I am trying to encode a piece of text that I am getting from an Excel document. It contains all sorts of weird characters like quotation mark, backslashes, parentheses etc. What is the proper way to convert it to Python compatible string so I can process it and write it to a variable?

ExampleText = "MINIMUM TRACK FASTENING SHALL BE 0.145" DIAMETER POWDER ACTUATED FASTENERS (P.A.F.S) SPACED ON 8" CENTERS FOR BEARING WALLS, AND AT 12" O.C. FOR NON-LOAD BEARING WALLS (U.N.O.), WITH 1 1/2" MINIMUM PENETRATION INTO CONCRETE. AT X-BRACED SHEAR WALLS, TRACK SHALL BE ATTACHED PER DETAILS.  At Infinity Shear Panels (ISP’S) attach to slab w/ 0.145" x 1 1/2” powder actuated fasteners spaced on 4” centers (HILTI DS 37 P10 or equal) -OR- (6) 3/8" DIA. 2205 expansion anchors w/ 2 1/2" min. embedment - OR-Simpson "Titen" screws  @ 6" o.c."

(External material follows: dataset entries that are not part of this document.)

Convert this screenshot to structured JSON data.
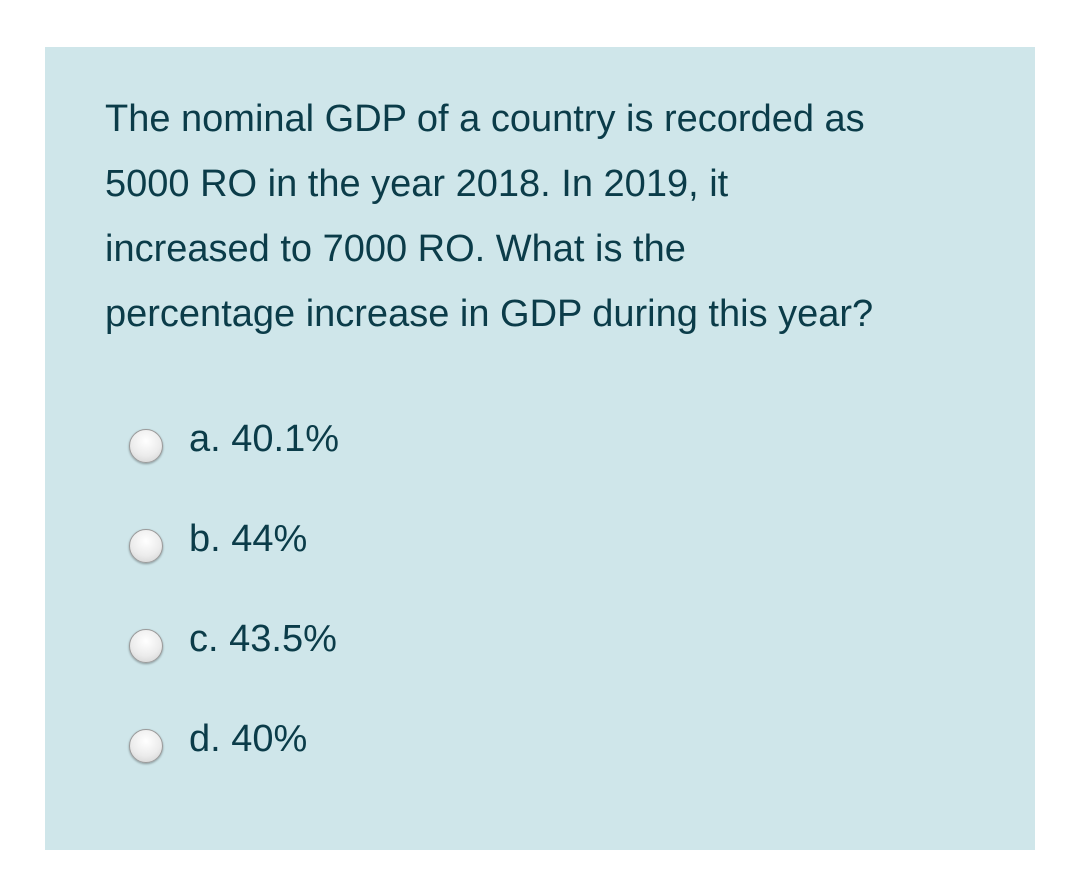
{
  "question": {
    "lines": [
      "The nominal GDP of a country is recorded as",
      "5000 RO in the year 2018. In 2019, it",
      "increased to 7000 RO. What is the",
      "percentage increase in GDP during this year?"
    ]
  },
  "answers": [
    {
      "label": "a. 40.1%",
      "selected": false
    },
    {
      "label": "b. 44%",
      "selected": false
    },
    {
      "label": "c. 43.5%",
      "selected": false
    },
    {
      "label": "d. 40%",
      "selected": false
    }
  ],
  "colors": {
    "card_background": "#cfe6ea",
    "text": "#0b3c49",
    "page_background": "#ffffff"
  }
}
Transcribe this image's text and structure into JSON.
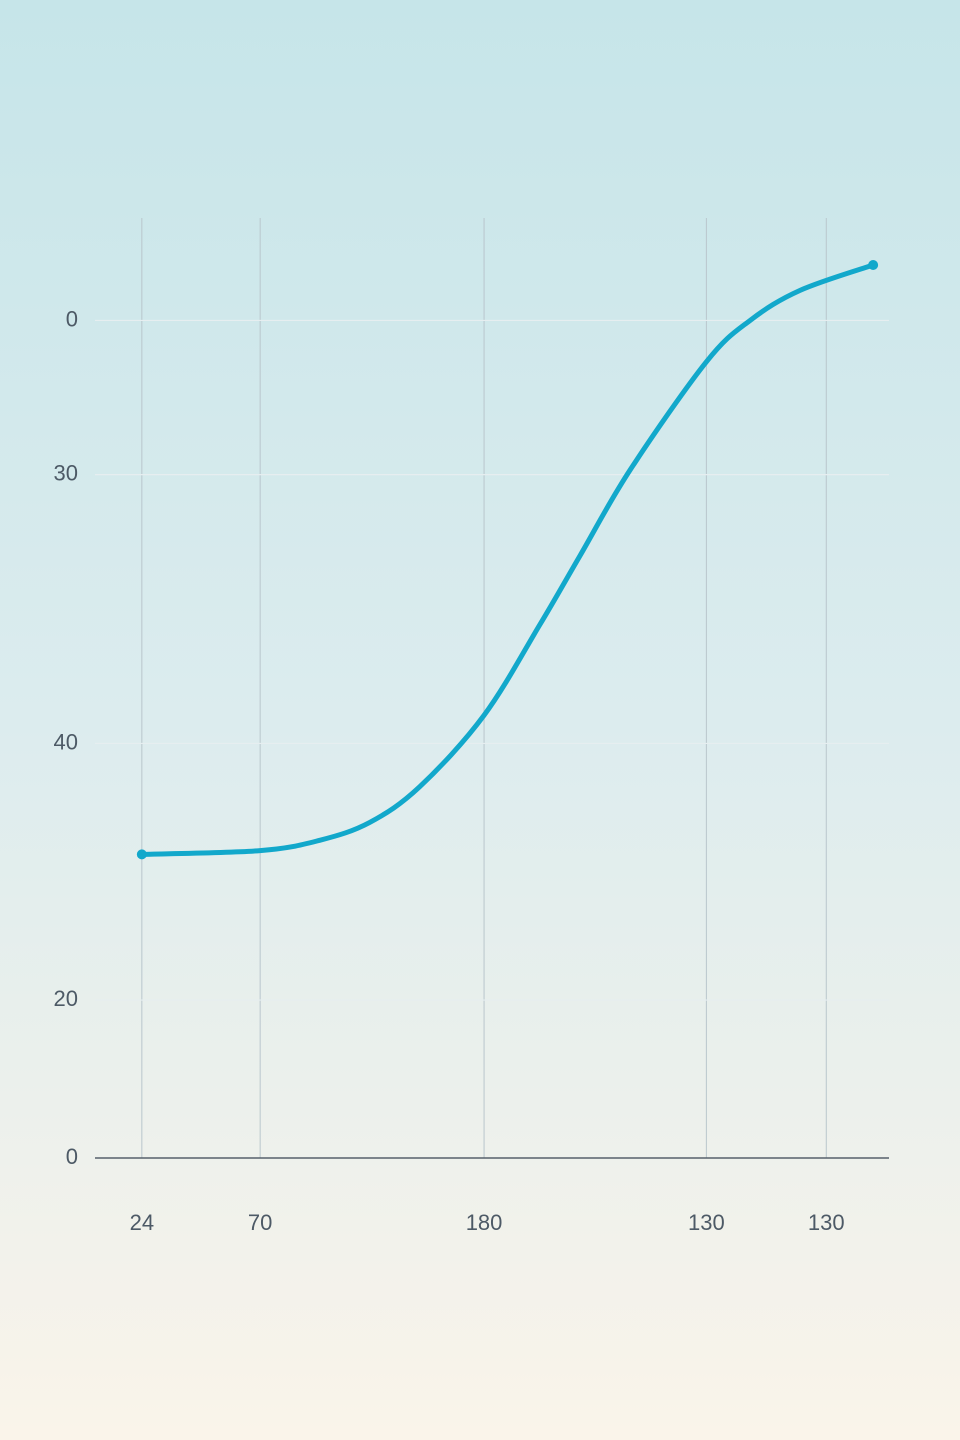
{
  "chart_data": {
    "type": "line",
    "x": [
      5.9,
      20.8,
      28.3,
      34.6,
      40.9,
      49.0,
      56.0,
      61.1,
      67.4,
      77.0,
      82.5,
      88.8,
      98.0
    ],
    "series": [
      {
        "color": "#12a8cb",
        "values": [
          32.3,
          32.7,
          33.8,
          35.7,
          39.5,
          47.1,
          56.7,
          64.1,
          73.2,
          84.7,
          89.1,
          92.3,
          95.0
        ]
      }
    ],
    "xlim": [
      0,
      100
    ],
    "xticks": [
      {
        "value": 5.9,
        "label": "24"
      },
      {
        "value": 20.8,
        "label": "70"
      },
      {
        "value": 49.0,
        "label": "180"
      },
      {
        "value": 77.0,
        "label": "130"
      },
      {
        "value": 92.1,
        "label": "130"
      }
    ],
    "ylim": [
      0,
      100
    ],
    "yticks": [
      0,
      {
        "value": 16.8,
        "label": "20"
      },
      {
        "value": 44.1,
        "label": "40"
      },
      {
        "value": 72.7,
        "label": "30"
      },
      {
        "value": 89.1,
        "label": "0"
      }
    ],
    "grid": true
  }
}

I tried: str(ExampleText) but it obviously fails.

Thank you for help!

ps. Here's the error that I get: UnicodeEncodeError: ('unknown', '\x00', 0, 1, '') ps2. I am on IronPython2.7 i know a bummer :-(


Solution

  • You can use the escape() function from the re package:

    >>> import re
    >>> re.escape(ExampleText)
        '\\"MINIMUM\\ TRACK\\ FASTENING\\ SHALL\\ BE\\ 0.145\\"\\ DIAMETER ...'
    >>> ExampleText = ExampleText.decode('string_escape')
        '"MINIMUM TRACK FASTENING SHALL BE 0.145" DIAMETER ...'
    

    The escape() function will escape all non-alphanumeric characters with their double-backslashed equivalents. This should handle your input string well.